La perception, par exemple, est amalgamante : tout se mêle dans les informations que nous recevons, elles sont "brutes", se mélangent, se complexifient. Je regarde par ma fenêtre : le vois la lumière, le vent, les feuilles... A travers ces données, je connais l'heure de la journée, l'intensité du rayonnement solaire, le sens dans lequel souffle le vent, son effet régulateur sur la température, je perçois la saison à laquelle nous sommes. Mais également le temps qu'il fera dans les heures qui viennent, le nombres d'années dans lesquelles il faudra intervenir pour rénover les bâtiments... Rajoutons à ces seuls éléments visuels les informations perçues par l'ouïe ou par la peau : en un simple coup d'oeil de quelques secondes, ce sont plusieurs centaines d'informations qui m'ont été communiquées, plus ou moins consciemment.

Penser l'ensemble par "petits morceaux", en le simplifiant, est beaucoup plus réalisable. Descartes nous l'apprenait : pour surmonter une difficulté, il faut commencer par la décomposer. "[...]de diviser chacune des difficultés que j'examinerais, en autant de parcelles qu'il se pourrait, et qu'il serait requis pour les mieux résoudre". (Discours de la méthode).

Là où la question "Avez-vous vécu une enfance heureuse" ne pourra pas être pensée facilement, la décomposition de l'enfance en phases chronologiques et l'analyse objective de chacune de ces phases pourra permettre d'obtenir une réponse plus élaborée, plus juste, qu'une réponse directe.

Une fois que nous avons sélectionné ce qui nous importe d'examiner, il faut retirer tout ce qui y est subjectif, sensible, en un mot tout ce qui risque de nous parasiter lors de la réflexion. Le résultat s'appelle une abstraction : une chose isolée qui n'est pas déformée par les sens. C'est un bout de la réalité auquel nous aboutissons par une démarche strictement intellectuelle.

Ainsi, une décision qui apparaîtra comme bonne dans un contexte donné se révélera catastrophique une fois analysée abstraitement :
quel intérêt à exposer ses hommes en les faisant pourchasser une poignée de fuyards ? Pourquoi retarder une échéance qui ne peut qu'intervenir ? Pourquoi se maintenir dans une situation qui ne génère que des effets négatifs à moyen terme ?

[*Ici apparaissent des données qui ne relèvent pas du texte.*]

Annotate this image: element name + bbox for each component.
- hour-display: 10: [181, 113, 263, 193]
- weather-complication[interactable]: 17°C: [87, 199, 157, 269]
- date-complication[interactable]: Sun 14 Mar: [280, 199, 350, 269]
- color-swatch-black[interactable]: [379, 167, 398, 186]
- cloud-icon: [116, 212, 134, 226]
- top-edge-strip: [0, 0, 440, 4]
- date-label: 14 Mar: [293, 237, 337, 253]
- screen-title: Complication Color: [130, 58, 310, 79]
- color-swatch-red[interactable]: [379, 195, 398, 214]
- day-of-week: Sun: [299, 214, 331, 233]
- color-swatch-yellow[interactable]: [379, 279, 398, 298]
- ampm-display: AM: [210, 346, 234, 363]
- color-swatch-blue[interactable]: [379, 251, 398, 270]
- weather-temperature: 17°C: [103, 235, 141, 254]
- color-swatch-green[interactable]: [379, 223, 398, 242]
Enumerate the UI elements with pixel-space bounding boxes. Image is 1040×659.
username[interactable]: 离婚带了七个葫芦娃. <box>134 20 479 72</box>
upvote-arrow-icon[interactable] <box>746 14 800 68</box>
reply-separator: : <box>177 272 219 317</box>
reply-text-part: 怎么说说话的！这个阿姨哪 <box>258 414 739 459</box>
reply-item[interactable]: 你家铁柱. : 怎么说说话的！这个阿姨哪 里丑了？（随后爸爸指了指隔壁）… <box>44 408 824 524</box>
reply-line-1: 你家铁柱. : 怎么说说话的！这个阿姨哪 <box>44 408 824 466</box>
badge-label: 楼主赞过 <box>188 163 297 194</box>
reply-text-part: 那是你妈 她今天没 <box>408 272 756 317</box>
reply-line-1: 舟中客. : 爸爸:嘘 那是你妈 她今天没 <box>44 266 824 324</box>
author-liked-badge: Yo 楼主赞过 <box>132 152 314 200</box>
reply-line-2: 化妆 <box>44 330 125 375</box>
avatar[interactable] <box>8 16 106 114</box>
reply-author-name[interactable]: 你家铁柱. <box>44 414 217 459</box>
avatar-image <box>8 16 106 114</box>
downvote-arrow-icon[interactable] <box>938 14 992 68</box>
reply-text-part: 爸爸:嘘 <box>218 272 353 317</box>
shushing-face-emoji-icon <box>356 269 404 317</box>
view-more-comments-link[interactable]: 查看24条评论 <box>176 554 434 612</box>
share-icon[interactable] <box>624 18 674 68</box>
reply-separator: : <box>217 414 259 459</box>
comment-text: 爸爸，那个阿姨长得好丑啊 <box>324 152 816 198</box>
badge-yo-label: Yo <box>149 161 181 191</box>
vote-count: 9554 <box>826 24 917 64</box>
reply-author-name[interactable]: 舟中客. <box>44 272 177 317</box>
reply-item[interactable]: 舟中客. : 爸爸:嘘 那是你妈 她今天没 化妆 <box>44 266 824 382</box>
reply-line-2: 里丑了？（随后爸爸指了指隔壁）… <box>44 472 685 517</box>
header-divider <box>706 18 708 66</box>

L'abstraction, de par la simplification qu'elle introduit, permet de réappréhender logiquement un ensemble, ce qui est plus difficile à réaliser quand on perçoit les faits dans leur complexité, dans leur globalité.


A réfléchir également : l'abstraction permet de passer d'une logique d'évènements (un fait, une chose, un sentiment) à une logique de relations (une cause, une conséquence, un résultat). L'abstraction permet d'articuler les évènements entre eux, leur donnant ainsi un relief là où leur simple perception les réduit à une énumération ou une description.